Violations of building codes on inspection cost time and money to redo. Fortunately, due in part to stricter training requirements for you to retain your license, violations have decreased over the past decade or two.

Nevertheless, according to the Journal of Light Construction, code violations still occur in approximately 45% of all residential field inspections. Here are some of the most common violations that occur.

Stairs

Multiple code violations can arise with stairs. The handrails may be the wrong height in relation to the tread, the treads themselves may be too narrow or the rise may be too high. Problems like these may arise if you try to squeeze the staircase into a space that is too small for it.

Beams and joists

The maximum allowable gap between a girder and a joist is one-eighth of an inch.

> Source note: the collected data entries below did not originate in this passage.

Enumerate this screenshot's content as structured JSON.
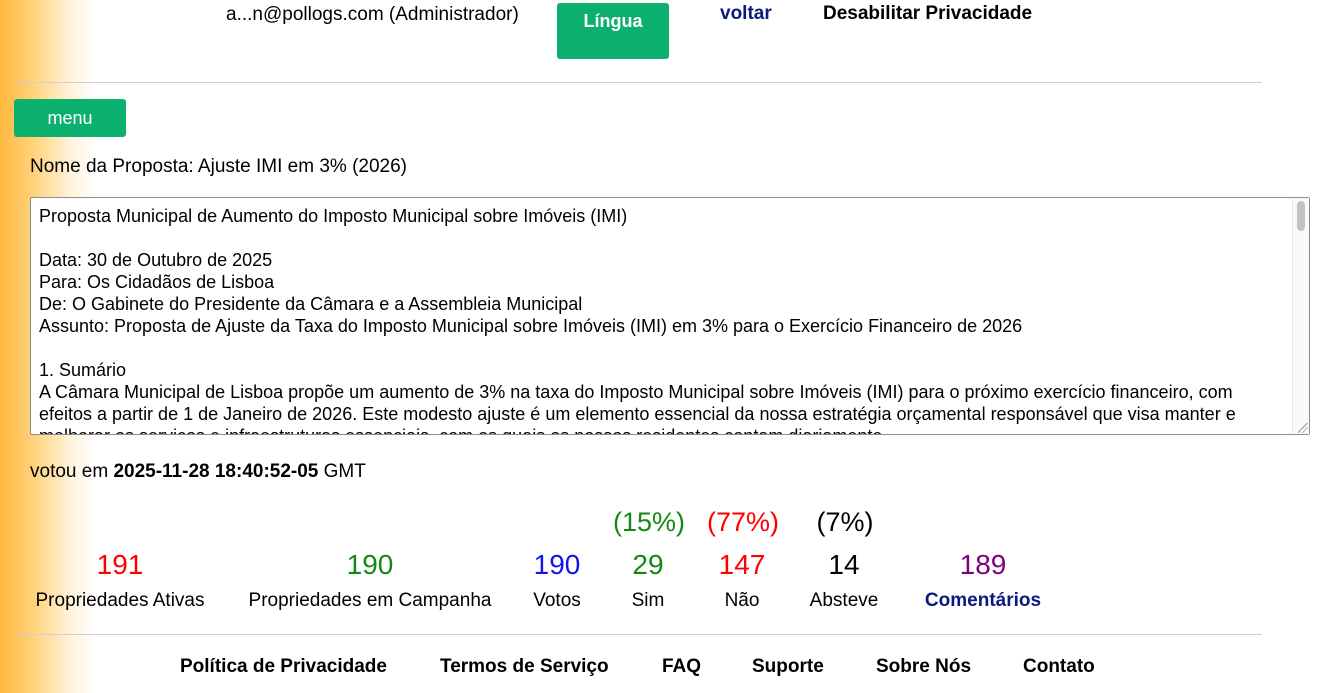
{
  "header": {
    "user_label": "a...n@pollogs.com (Administrador)",
    "language_button": "Língua",
    "back_link": "voltar",
    "privacy_toggle": "Desabilitar Privacidade"
  },
  "menu_button": "menu",
  "proposal": {
    "name_label": "Nome da Proposta: Ajuste IMI em 3% (2026)",
    "body": "Proposta Municipal de Aumento do Imposto Municipal sobre Imóveis (IMI)\n\nData: 30 de Outubro de 2025\nPara: Os Cidadãos de Lisboa\nDe: O Gabinete do Presidente da Câmara e a Assembleia Municipal\nAssunto: Proposta de Ajuste da Taxa do Imposto Municipal sobre Imóveis (IMI) em 3% para o Exercício Financeiro de 2026\n\n1. Sumário\nA Câmara Municipal de Lisboa propõe um aumento de 3% na taxa do Imposto Municipal sobre Imóveis (IMI) para o próximo exercício financeiro, com efeitos a partir de 1 de Janeiro de 2026. Este modesto ajuste é um elemento essencial da nossa estratégia orçamental responsável que visa manter e melhorar os serviços e infraestruturas essenciais, com os quais os nossos residentes contam diariamente."
  },
  "vote": {
    "prefix": "votou em",
    "timestamp": "2025-11-28 18:40:52-05",
    "suffix": "GMT"
  },
  "stats": {
    "yes_pct": "(15%)",
    "no_pct": "(77%)",
    "abstain_pct": "(7%)",
    "active_props": "191",
    "active_props_label": "Propriedades Ativas",
    "campaign_props": "190",
    "campaign_props_label": "Propriedades em Campanha",
    "votes": "190",
    "votes_label": "Votos",
    "yes": "29",
    "yes_label": "Sim",
    "no": "147",
    "no_label": "Não",
    "abstain": "14",
    "abstain_label": "Absteve",
    "comments": "189",
    "comments_label": "Comentários"
  },
  "colors": {
    "red": "#ff0000",
    "green": "#138913",
    "blue": "#1313ee",
    "purple": "#800080",
    "navy": "#0a1b7e",
    "button_green": "#0baf6e"
  },
  "footer": {
    "privacy": "Política de Privacidade",
    "terms": "Termos de Serviço",
    "faq": "FAQ",
    "support": "Suporte",
    "about": "Sobre Nós",
    "contact": "Contato"
  }
}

However, if the truss holding a joist in place is slightly crooked, you may wind up with a larger gap at the end of a joist. In remodeling jobs, especially those that involve cutting through a load-bearing wall, inspectors often see beams that lack proper bearing or are not properly sized for the load.

Braced walls

Errors involving braced walls include overdriven nails in bracing panels or missing blocking. If you are not familiar with braced-wall requirements, they can be confusing at first.

Anchor bolts

The most common error involving foundations and footings, even more than improper rebar placement, is improper placement of anchor bolts. There should be one on either side of each of the mudsill joints. However, instead of asking the framer where the joints will be, many concrete workers simply place them at an arbitrary distance.

Perhaps ironically, however, the most common reason for failing inspection is missing documentation from the site. Fortunately, it is easy and inexpensive to resolve this issue.